К гарнизонному клубу, бывшей церкви, ребята шли молодой широколистной рощицей, насквозь пронизанной солнцем.
Да, клубу здорово досталось! Все, что возвышалось и выступало на нем, снесено снарядами. Издали он казался просто бесформенной глыбой. Клуб стоял в самом центре крепости, из него было очень удобно обстреливать крепость изнутри, поэтому он все время переходил из рук в руки. Взойдя на песчаный пригорок, Костя обернулся: ну, кто там отстает? Вон девочки, Лида, Ира… А это что за шествие? Какие-то странные пестрые ребята! Они похожи на деревянных кукол, вроде Буратино. Прямо кукольный театр!
— Иностраны! — прошипел Митька, пробегая мимо Кости.
«Иностраны» и наши ребята, поглядывая друг на друга, вошли в высокий сводчатый зал. А Костя приметил сбоку узкую полуразрушенную лесенку и свернул туда. С Митькой бы сюда залезть!

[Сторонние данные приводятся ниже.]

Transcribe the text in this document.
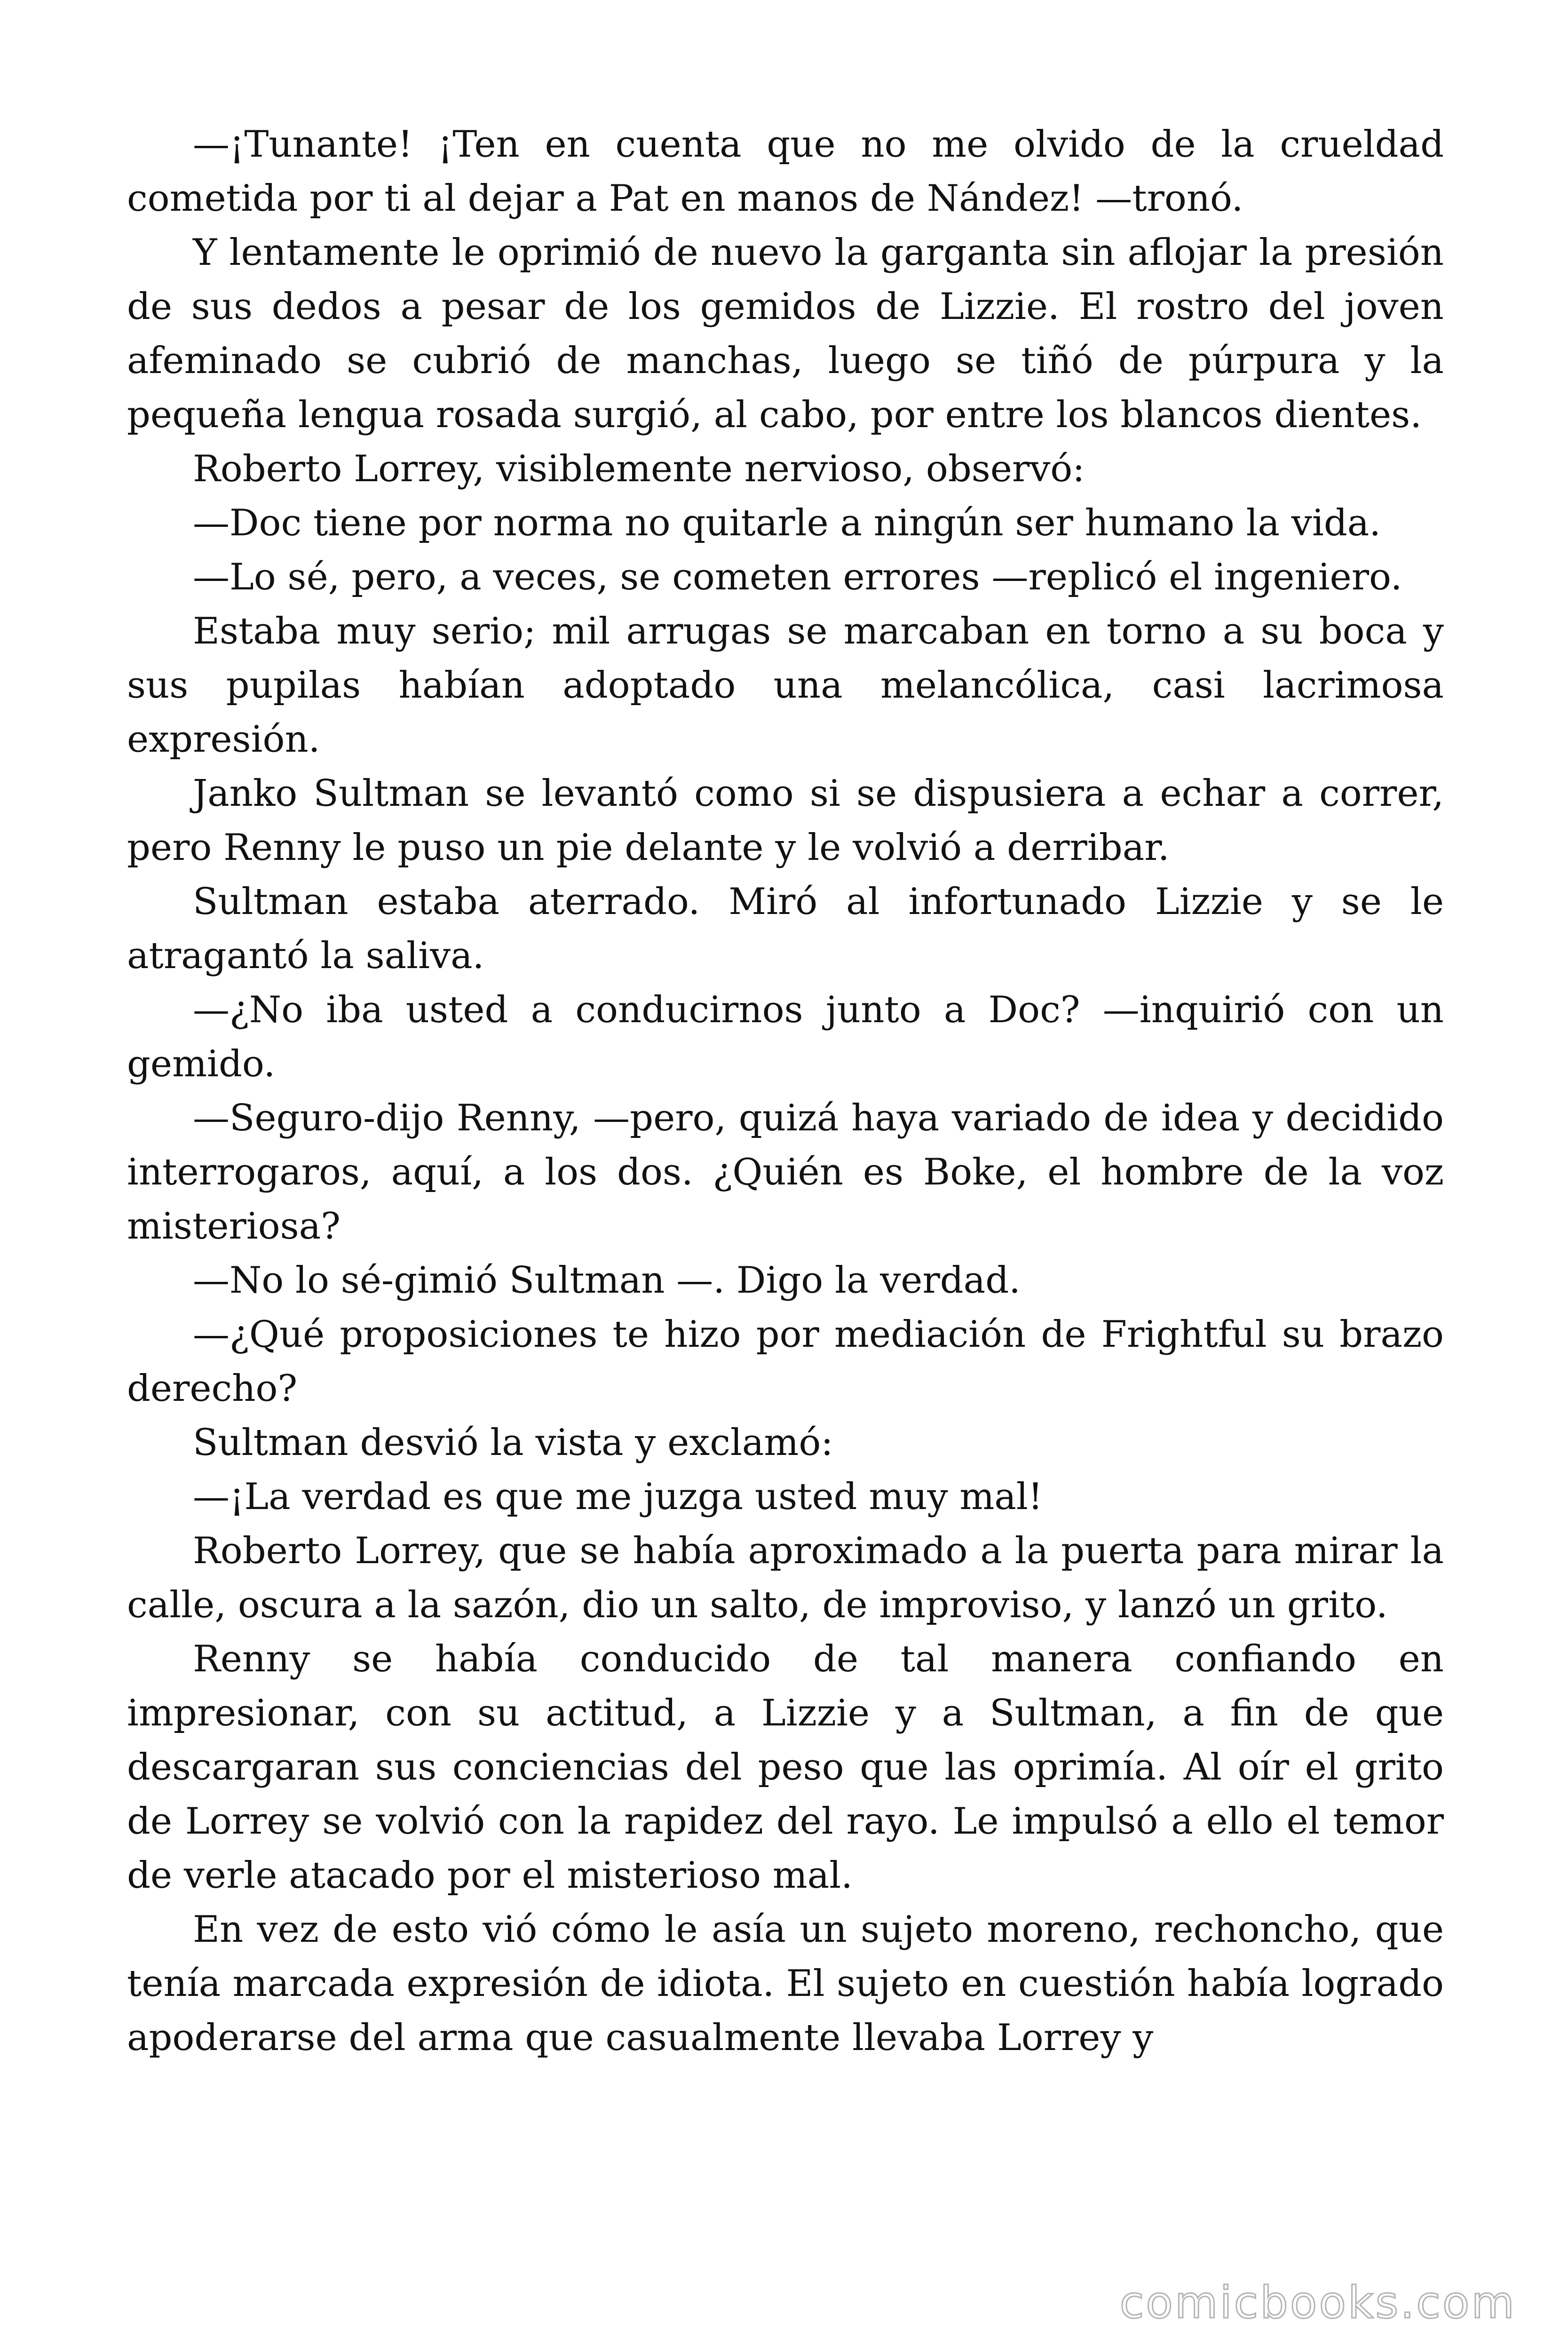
—¡Tunante! ¡Ten en cuenta que no me olvido de la crueldad cometida por ti al dejar a Pat en manos de Nández! —tronó.

Y lentamente le oprimió de nuevo la garganta sin aflojar la presión de sus dedos a pesar de los gemidos de Lizzie. El rostro del joven afeminado se cubrió de manchas, luego se tiñó de púrpura y la pequeña lengua rosada surgió, al cabo, por entre los blancos dientes.

Roberto Lorrey, visiblemente nervioso, observó:

—Doc tiene por norma no quitarle a ningún ser humano la vida.

—Lo sé, pero, a veces, se cometen errores —replicó el ingeniero.

Estaba muy serio; mil arrugas se marcaban en torno a su boca y sus pupilas habían adoptado una melancólica, casi lacrimosa expresión.

Janko Sultman se levantó como si se dispusiera a echar a correr, pero Renny le puso un pie delante y le volvió a derribar.

Sultman estaba aterrado. Miró al infortunado Lizzie y se le atragantó la saliva.

—¿No iba usted a conducirnos junto a Doc? —inquirió con un gemido.

—Seguro-dijo Renny, —pero, quizá haya variado de idea y decidido interrogaros, aquí, a los dos. ¿Quién es Boke, el hombre de la voz misteriosa?

—No lo sé-gimió Sultman —. Digo la verdad.

—¿Qué proposiciones te hizo por mediación de Frightful su brazo derecho?

Sultman desvió la vista y exclamó:

—¡La verdad es que me juzga usted muy mal!

Roberto Lorrey, que se había aproximado a la puerta para mirar la calle, oscura a la sazón, dio un salto, de improviso, y lanzó un grito.

Renny se había conducido de tal manera confiando en impresionar, con su actitud, a Lizzie y a Sultman, a fin de que descargaran sus conciencias del peso que las oprimía. Al oír el grito de Lorrey se volvió con la rapidez del rayo. Le impulsó a ello el temor de verle atacado por el misterioso mal.

En vez de esto vió cómo le asía un sujeto moreno, rechoncho, que tenía marcada expresión de idiota. El sujeto en cuestión había logrado apoderarse del arma que casualmente llevaba Lorrey y

comicbooks.com
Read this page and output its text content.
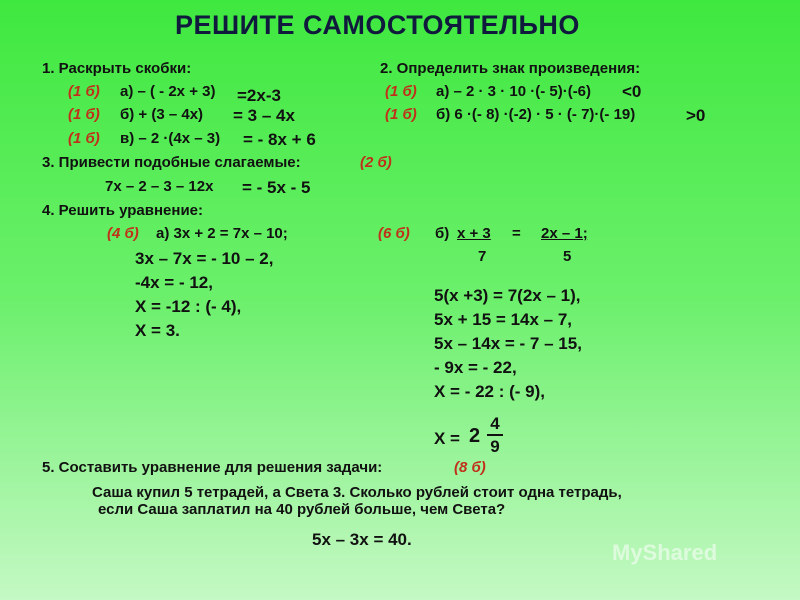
РЕШИТЕ САМОСТОЯТЕЛЬНО
1. Раскрыть скобки:
(1 б) а) – ( - 2х + 3) =2х-3
(1 б) б) + (3 – 4х) = 3 – 4х
(1 б) в) – 2 ·(4х – 3) = - 8х + 6
2. Определить знак произведения:
(1 б) а) – 2 · 3 · 10 ·(- 5)·(-6) <0
(1 б) б) 6 ·(- 8) ·(-2) · 5 · (- 7)·(- 19)	>0
3. Привести подобные слагаемые:	(2 б)
7х – 2 – 3 – 12х = - 5х - 5
4. Решить уравнение:
(4 б) а) 3х + 2 = 7х – 10;
3х – 7х = - 10 – 2,
-4х = - 12,
Х = -12 : (- 4),
Х = 3.
(6 б) б) х + 3 = 2х – 1;
7	5
5(х +3) = 7(2х – 1),
5х + 15 = 14х – 7,
5х – 14х = - 7 – 15,
- 9х = - 22,
Х = - 22 : (- 9),
Х = 2
4
9
5. Составить уравнение для решения задачи:	(8 б)
Саша купил 5 тетрадей, а Света 3. Сколько рублей стоит одна тетрадь,
если Саша заплатил на 40 рублей больше, чем Света?
5х – 3х = 40.
MyShared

По каменным выбитым ступенькам Костя добрался до маленькой площадки. Перед самой площадкой не хватало двух ступенек. И вдруг Костя увидел над собой в полумраке присевшего на корточки «инострана». Острые коленки его торчали врозь, длинная рука с тяжелой кистью свисала вниз. Глаза «инострана» приветливо моргали. Костя понял, что рука протянута ему. Ухватившись за эту большую костлявую руку, он прыгнул на площадку.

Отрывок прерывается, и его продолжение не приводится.